Fallar es una palabra que me persigue y no es para mí; es para ustedes. Y la ventaja es que se puede intentar cuantas veces quieran, pero el camino fácil es el más cómodo y también el más corto. No se puede ver lo que hay al pasar el arroyo.
Los círculos se asemejan mucho a un tablero de ajedréz, donde constantemente se mueven las piezas y la perspectiva cambia. Ayer los caballos eran mi mejor estrategia, hoy el rey peligra y mañana puedo ser salvado por un peón. Todo está en la estrategia y en las ganas de ganar.

-¿Todavía estás enojado?
Notese que todo es un ciclo que termina y vuelve a comenzar.

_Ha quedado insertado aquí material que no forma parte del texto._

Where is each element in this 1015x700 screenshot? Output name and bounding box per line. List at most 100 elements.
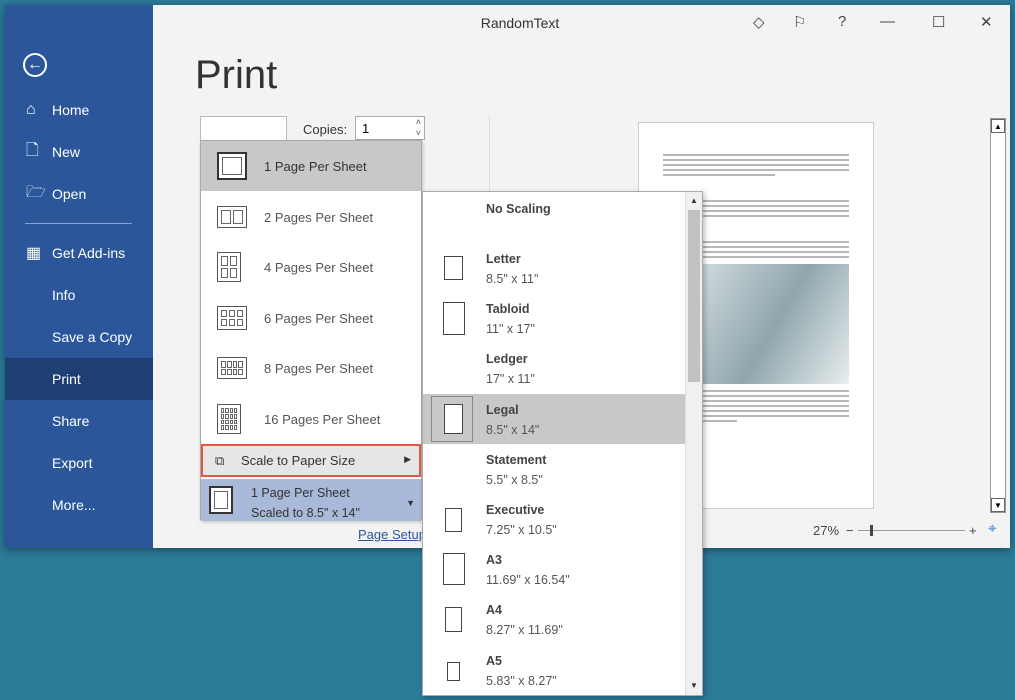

Hoy lo estoy, mañana también, pasado mañana quiero estár muerto. Quiero ver mi cuerpo en un ataúd y que casi no haya flores. Quiero estár parado frente a mí en un estado lúgubre. Aguantar las lágrimas que siempre están al borde de derrocharse y mantener la postura. Desearme un feliz viaje y desaparecer de este mundo material. Sí, es lo que me falta. Unas largas vacaciones para extrañar la soledad. De eso trata y eso me gusta mucho: en el fondo todos y cada uno de nosotros sabemos muy bien que estamos solos. En el final no habrá nadie más, solo cada uno de nosotros y eso es muy perverso para mí.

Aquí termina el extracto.